Evaluation of open-source transformers for cloud question answering
In recent years, there has been a surge of interest in Question Answering (QA) systems, making this an important area of research within Natural Language Processing (NLP). These systems play a crucial role in applications involving human interaction, such as customer service chatbots and virtual assistants like SIRI and Alexa. The primary goal of a QA system is to generate natural language responses that answer user questions in a satisfactory manner. In practice, however, this requires more than simply retrieving explicitly mentioned answers from a text.
As described by Saeidi et al. and Mensio et al., many practical QA challenges require a deeper understanding of text, with answers being derived based on background knowledge and context. This requires reasoning ability and insight into subtle meanings within a question. Mohnish et al. emphasized that raw answers from QA systems often do not meet user expectations, while Strzalkowski et al. observed that users value detailed, context-rich information more than short, direct answers.
Developments in transformer models for QA
Modern NLP approaches, such as transformer models, are used to address this complexity within QA tasks. Unlike traditional sequential models, which process input step by step, transformers use self-attention mechanisms to calculate relationships between all elements within an input sequence. This allows meaningful connections between components that are far apart to be captured. Research by Izacard et al. shows that adding additional knowledge via retrieval significantly improves the QA performance of transformer models.

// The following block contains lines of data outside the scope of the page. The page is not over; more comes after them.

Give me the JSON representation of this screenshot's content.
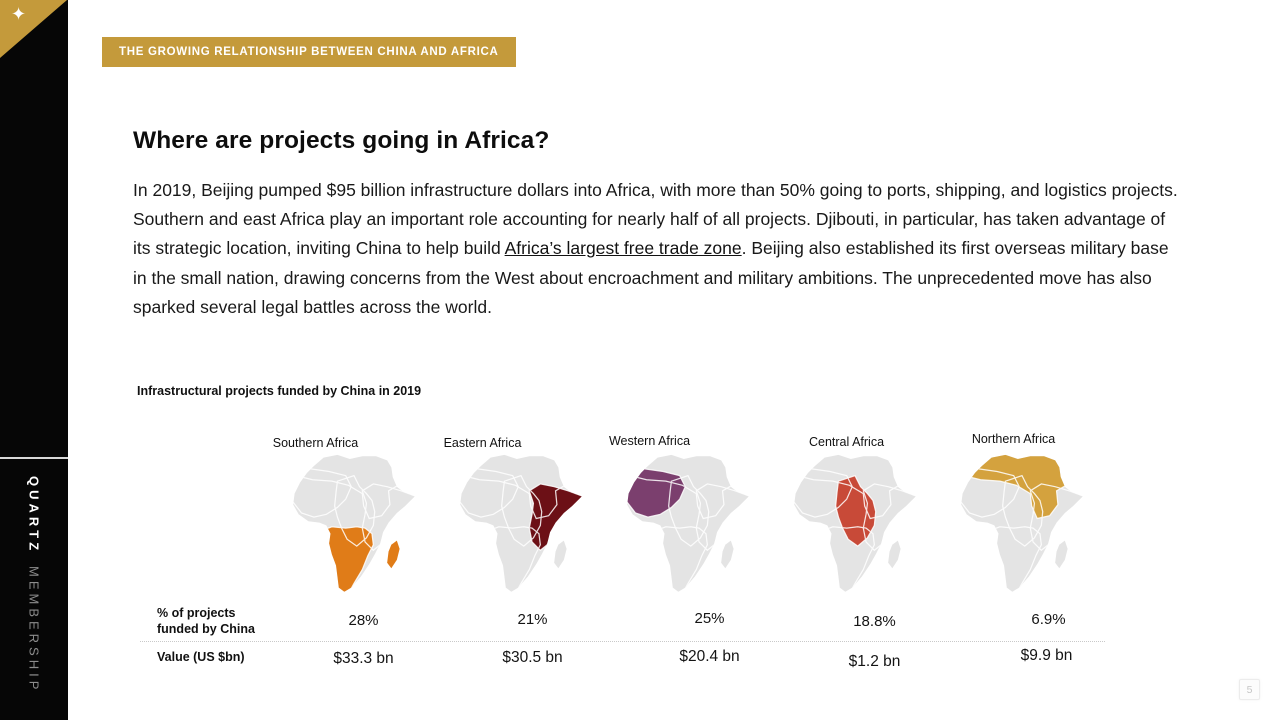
{
  "slide": {
    "kicker": "THE GROWING RELATIONSHIP BETWEEN CHINA AND AFRICA",
    "title": "Where are projects going in Africa?",
    "paragraph": {
      "text_before": "In 2019, Beijing pumped $95 billion infrastructure dollars into Africa, with more than 50% going to ports, shipping, and logistics projects. Southern and east Africa play an important role accounting for nearly half of all projects. Djibouti, in particular, has taken advantage of its strategic location, inviting China to help build ",
      "link_text": "Africa’s largest free trade zone",
      "text_after": ". Beijing also established its first overseas military base in the small nation, drawing concerns from the West about encroachment and military ambitions. The unprecedented move has also sparked several legal battles across the world."
    },
    "page_number": "5"
  },
  "sidebar": {
    "brand_primary": "QUARTZ",
    "brand_secondary": "MEMBERSHIP"
  },
  "colors": {
    "accent_gold": "#C49A3B"
  },
  "chart_data": {
    "type": "table",
    "title": "Infrastructural projects funded by China in 2019",
    "categories": [
      "Southern Africa",
      "Eastern Africa",
      "Western Africa",
      "Central Africa",
      "Northern Africa"
    ],
    "series": [
      {
        "name": "% of projects funded by China",
        "unit": "%",
        "values": [
          28,
          21,
          25,
          18.8,
          6.9
        ]
      },
      {
        "name": "Value (US $bn)",
        "unit": "US $bn",
        "values": [
          33.3,
          30.5,
          20.4,
          1.2,
          9.9
        ]
      }
    ],
    "row_labels": [
      "% of projects funded by China",
      "Value (US $bn)"
    ],
    "map_base_color": "#E4E4E4",
    "regions": [
      {
        "name": "Southern Africa",
        "key": "southern",
        "percent": "28%",
        "value": "$33.3 bn",
        "color": "#E07C18"
      },
      {
        "name": "Eastern Africa",
        "key": "eastern",
        "percent": "21%",
        "value": "$30.5 bn",
        "color": "#6C1016"
      },
      {
        "name": "Western Africa",
        "key": "western",
        "percent": "25%",
        "value": "$20.4 bn",
        "color": "#7B3F6E"
      },
      {
        "name": "Central Africa",
        "key": "central",
        "percent": "18.8%",
        "value": "$1.2 bn",
        "color": "#C84A38"
      },
      {
        "name": "Northern Africa",
        "key": "northern",
        "percent": "6.9%",
        "value": "$9.9 bn",
        "color": "#D4A23E"
      }
    ]
  }
}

With the emergence of Large Language Models (LLMs), with millions to billions of parameters, QA systems have evolved further. Proprietary LLMs such as OpenAI's ChatGPT 3 and its successors have achieved great success in a variety of NLP tasks, with ChatGPT3.5-Turbo reaching over 100 million active users in 2022. Despite these achievements, concerns remain around privacy, including issues around training data, handling of user data, and potential vulnerabilities. This underscores the importance of exploring decentralized and open-source (OS) QA solutions that prioritize privacy and transparency.

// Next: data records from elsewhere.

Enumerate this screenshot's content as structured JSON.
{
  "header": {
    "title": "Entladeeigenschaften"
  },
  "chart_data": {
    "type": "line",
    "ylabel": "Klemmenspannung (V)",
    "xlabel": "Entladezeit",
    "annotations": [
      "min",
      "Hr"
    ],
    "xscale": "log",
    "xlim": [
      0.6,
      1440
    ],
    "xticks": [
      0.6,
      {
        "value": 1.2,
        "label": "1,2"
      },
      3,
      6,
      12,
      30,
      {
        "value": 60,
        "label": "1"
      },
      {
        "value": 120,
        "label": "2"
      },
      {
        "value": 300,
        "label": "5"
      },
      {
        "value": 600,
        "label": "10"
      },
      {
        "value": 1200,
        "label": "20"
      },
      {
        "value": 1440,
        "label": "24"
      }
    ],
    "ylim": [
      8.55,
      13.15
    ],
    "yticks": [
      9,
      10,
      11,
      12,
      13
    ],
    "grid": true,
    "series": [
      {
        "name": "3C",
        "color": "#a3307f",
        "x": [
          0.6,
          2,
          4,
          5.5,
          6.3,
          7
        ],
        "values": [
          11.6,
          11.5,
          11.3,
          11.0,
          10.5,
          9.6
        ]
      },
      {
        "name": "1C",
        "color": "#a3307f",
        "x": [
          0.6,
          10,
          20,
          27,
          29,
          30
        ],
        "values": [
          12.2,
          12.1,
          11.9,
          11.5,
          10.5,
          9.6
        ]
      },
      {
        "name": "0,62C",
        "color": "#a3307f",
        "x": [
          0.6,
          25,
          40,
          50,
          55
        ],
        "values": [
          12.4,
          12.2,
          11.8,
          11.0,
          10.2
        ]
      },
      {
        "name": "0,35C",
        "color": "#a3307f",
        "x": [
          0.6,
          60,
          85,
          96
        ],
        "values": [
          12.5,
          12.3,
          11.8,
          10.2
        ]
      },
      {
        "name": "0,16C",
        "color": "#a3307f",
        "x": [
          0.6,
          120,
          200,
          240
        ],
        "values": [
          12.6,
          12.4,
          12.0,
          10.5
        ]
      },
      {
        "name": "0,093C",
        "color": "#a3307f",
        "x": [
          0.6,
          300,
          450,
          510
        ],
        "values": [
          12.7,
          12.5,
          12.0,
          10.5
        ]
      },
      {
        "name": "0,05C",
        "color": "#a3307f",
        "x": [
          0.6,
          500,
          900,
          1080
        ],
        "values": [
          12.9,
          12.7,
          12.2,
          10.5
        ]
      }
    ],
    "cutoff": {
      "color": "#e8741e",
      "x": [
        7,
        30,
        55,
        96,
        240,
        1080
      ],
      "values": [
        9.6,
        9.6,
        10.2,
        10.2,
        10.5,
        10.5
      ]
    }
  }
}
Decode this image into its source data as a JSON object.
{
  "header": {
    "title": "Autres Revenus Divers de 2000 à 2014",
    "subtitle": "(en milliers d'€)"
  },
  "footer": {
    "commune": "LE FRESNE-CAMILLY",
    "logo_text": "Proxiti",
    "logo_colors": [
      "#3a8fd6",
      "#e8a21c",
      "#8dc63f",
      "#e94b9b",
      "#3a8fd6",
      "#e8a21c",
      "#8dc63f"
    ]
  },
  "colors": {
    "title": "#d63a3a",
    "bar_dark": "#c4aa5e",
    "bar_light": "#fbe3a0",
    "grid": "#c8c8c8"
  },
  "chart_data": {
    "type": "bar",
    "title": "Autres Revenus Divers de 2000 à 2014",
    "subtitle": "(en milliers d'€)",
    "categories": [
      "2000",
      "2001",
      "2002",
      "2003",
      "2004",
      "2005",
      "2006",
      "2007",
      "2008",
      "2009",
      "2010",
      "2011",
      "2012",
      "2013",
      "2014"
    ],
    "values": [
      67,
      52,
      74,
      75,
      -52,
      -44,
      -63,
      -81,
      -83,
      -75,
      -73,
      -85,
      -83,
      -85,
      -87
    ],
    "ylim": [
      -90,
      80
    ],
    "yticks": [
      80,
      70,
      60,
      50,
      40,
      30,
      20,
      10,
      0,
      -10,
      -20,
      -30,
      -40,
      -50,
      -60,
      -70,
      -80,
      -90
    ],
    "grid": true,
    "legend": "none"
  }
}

Research focus and evaluation
This study focused on evaluating the effectiveness of various open-source transformer models—Extractive Pre-trained Transformer (EPT), Generative Pre-trained Transformer (GPT), and Text-to-Text Transfer Transformer (T5)—within a realistic QA use case. These models were compared to OpenAI's proprietary LLM, ChatGPT3.5-Turbo, to assess their performance and competitiveness.
The domain chosen for this research is cloud computing, with a specific focus on Kubernetes technology. The QA system uses the public Kubernetes documentation, supplemented with real-time searches via Google, as its primary source of knowledge. An innovative Machine-trained Evaluation Score (MTES) called Estimated Human Label (EHL) has been developed to evaluate the different models. This score uses machine learning techniques trained on N-gram-based metrics and human-labeled datasets. It includes a variety of question types, including closed-ended, open-ended, conceptual, and procedural questions.